Изменить стиль страницы

Глава третья

Перед большим покосом выдается несколько деньков не свободных, нет, а менее означенных, менее суетливых и шумливых, чем посевное и уборочное время. Трава еще не подросла, рожь для косьбы не подошла, пшеница и подавно, огородная забота свелась только к поливке, прополка посевов не так страшна, когда на поля выходят все, от мала до велика.

Будто армия перед важным сражением, готовится колхоз к сенокосу: чинится и подгоняется сбруя, лошадкам, этим безотказным работникам, дается короткий передых, правятся вилы, грабли, литовки, до поздней ночи ухает молот в кузне, ремонтируются конные косилки, сеногребы — важная и единственная техника в этой тяжелой крестьянской работе. Забот-заботушек полным-полно, но тем не менее сутки попросторнее, часы посвободнее, минуты покрупнее. Именно на такое время назначил председатель день поминовения погибших на войне, а заодно и день встречи победителей. Фронтовики приходили в разное время. По домам устраивались маленькие вечерушки с разговорами, с поздравлениями, с расспросами, но все вместе пока не собирались — горячими были дни.

Столы из горбыля и плах соорудили близ заимки, в том самом колке, в который и принесла майским утром почтальонка весть о конце войны. Черемуховая белизна давно сошла, колок стал задумчивым и строгим. Черный бархат черемух забивал другие цвета, и казалось, будто колок оделся в траур.

Председатель колхоза Ефим Ефимович Молчунов, бритый наголо, грузный и неповоротливый за столом, но расторопный в работе, и впрямь оправдывал свою фамилию, сказав только перед первым стакашком: «За погибших!»— и перед вторым: «За живых!» Между собой колхозники беззлобно подтрунивали над Молчуновым, навеличивая его — Пим Пимович, потому что частенько повторял: «Как по-городскому пимы? Валенки!» Обеих рук у Пима Пимовича не было, оторвало под Москвой, в сорок первом. Может, поэтому и не любил он застолий, тостов - держать стакан ему и на самом деле было «не с руки». Но праздник поминовения и встречи не только разрешил, а и сам занял место во главе стола, хоть и сказал очень коротко. Даже, нагнувшись, чуток отхлебнул из высокой кружки браги-медовухи.

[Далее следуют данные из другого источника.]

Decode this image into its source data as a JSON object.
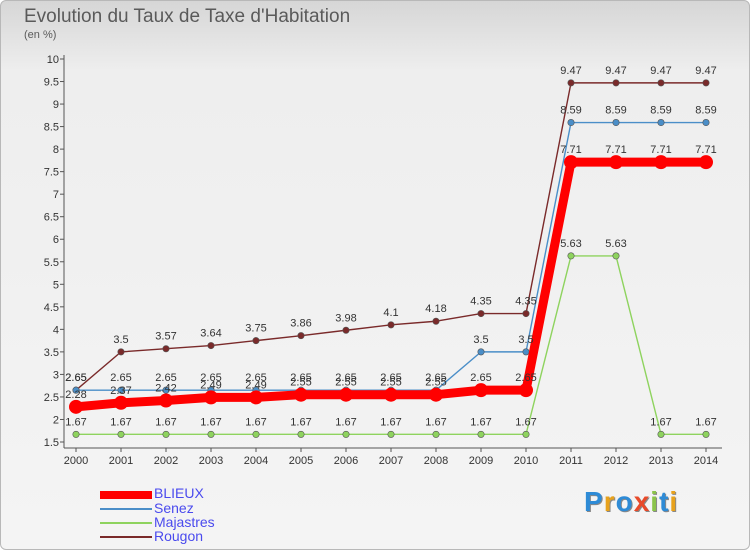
{
  "header": {
    "title": "Evolution du Taux de Taxe d'Habitation",
    "unit": "(en %)"
  },
  "brand": {
    "letters": [
      "P",
      "r",
      "o",
      "x",
      "i",
      "t",
      "i"
    ],
    "colors": [
      "#2e8bd6",
      "#e8a21c",
      "#2e8bd6",
      "#e84a2a",
      "#8bc34a",
      "#2e8bd6",
      "#e8a21c"
    ]
  },
  "chart_data": {
    "type": "line",
    "title": "Evolution du Taux de Taxe d'Habitation",
    "ylabel": "(en %)",
    "xlabel": "",
    "x": [
      "2000",
      "2001",
      "2002",
      "2003",
      "2004",
      "2005",
      "2006",
      "2007",
      "2008",
      "2009",
      "2010",
      "2011",
      "2012",
      "2013",
      "2014"
    ],
    "ylim": [
      1.5,
      10
    ],
    "yticks": [
      1.5,
      2,
      2.5,
      3,
      3.5,
      4,
      4.5,
      5,
      5.5,
      6,
      6.5,
      7,
      7.5,
      8,
      8.5,
      9,
      9.5,
      10
    ],
    "grid": false,
    "legend_position": "bottom-left",
    "series": [
      {
        "name": "BLIEUX",
        "color": "#ff0000",
        "values": [
          2.28,
          2.37,
          2.42,
          2.49,
          2.49,
          2.55,
          2.55,
          2.55,
          2.55,
          2.65,
          2.65,
          7.71,
          7.71,
          7.71,
          7.71
        ],
        "labels": [
          "2.28",
          "2.37",
          "2.42",
          "2.49",
          "2.49",
          "2.55",
          "2.55",
          "2.55",
          "2.55",
          "2.65",
          "2.65",
          "7.71",
          "7.71",
          "7.71",
          "7.71"
        ]
      },
      {
        "name": "Senez",
        "color": "#4a8ec8",
        "values": [
          2.65,
          2.65,
          2.65,
          2.65,
          2.65,
          2.65,
          2.65,
          2.65,
          2.65,
          3.5,
          3.5,
          8.59,
          8.59,
          8.59,
          8.59
        ],
        "labels": [
          "2.65",
          "2.65",
          "2.65",
          "2.65",
          "2.65",
          "2.65",
          "2.65",
          "2.65",
          "2.65",
          "3.5",
          "3.5",
          "8.59",
          "8.59",
          "8.59",
          "8.59"
        ]
      },
      {
        "name": "Majastres",
        "color": "#8ed35e",
        "values": [
          1.67,
          1.67,
          1.67,
          1.67,
          1.67,
          1.67,
          1.67,
          1.67,
          1.67,
          1.67,
          1.67,
          5.63,
          5.63,
          1.67,
          1.67
        ],
        "labels": [
          "1.67",
          "1.67",
          "1.67",
          "1.67",
          "1.67",
          "1.67",
          "1.67",
          "1.67",
          "1.67",
          "1.67",
          "1.67",
          "5.63",
          "5.63",
          "1.67",
          "1.67"
        ]
      },
      {
        "name": "Rougon",
        "color": "#7a2a2a",
        "values": [
          2.65,
          3.5,
          3.57,
          3.64,
          3.75,
          3.86,
          3.98,
          4.1,
          4.18,
          4.35,
          4.35,
          9.47,
          9.47,
          9.47,
          9.47
        ],
        "labels": [
          "2.65",
          "3.5",
          "3.57",
          "3.64",
          "3.75",
          "3.86",
          "3.98",
          "4.1",
          "4.18",
          "4.35",
          "4.35",
          "9.47",
          "9.47",
          "9.47",
          "9.47"
        ]
      }
    ]
  }
}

После наваристых щей — Пим Пимович не пожалел колхозного барана — подали жаркое. Хоть и было жаркое в военные годы редким гостем на деревенских столах, но сейчас к нему внимательно отнеслись только старушки да ребятишки.

Заиграл на хромке Матвей Куркин. Солдатки вышли на круг. Так уже повелось, первыми на пляску и в войну выходили солдатки. Толи оттого, что надоедало за столом женщине за женщиной ухаживать, наполнять стаканы, то ли потому, что хотелось показать свою удаль и горькую веселость.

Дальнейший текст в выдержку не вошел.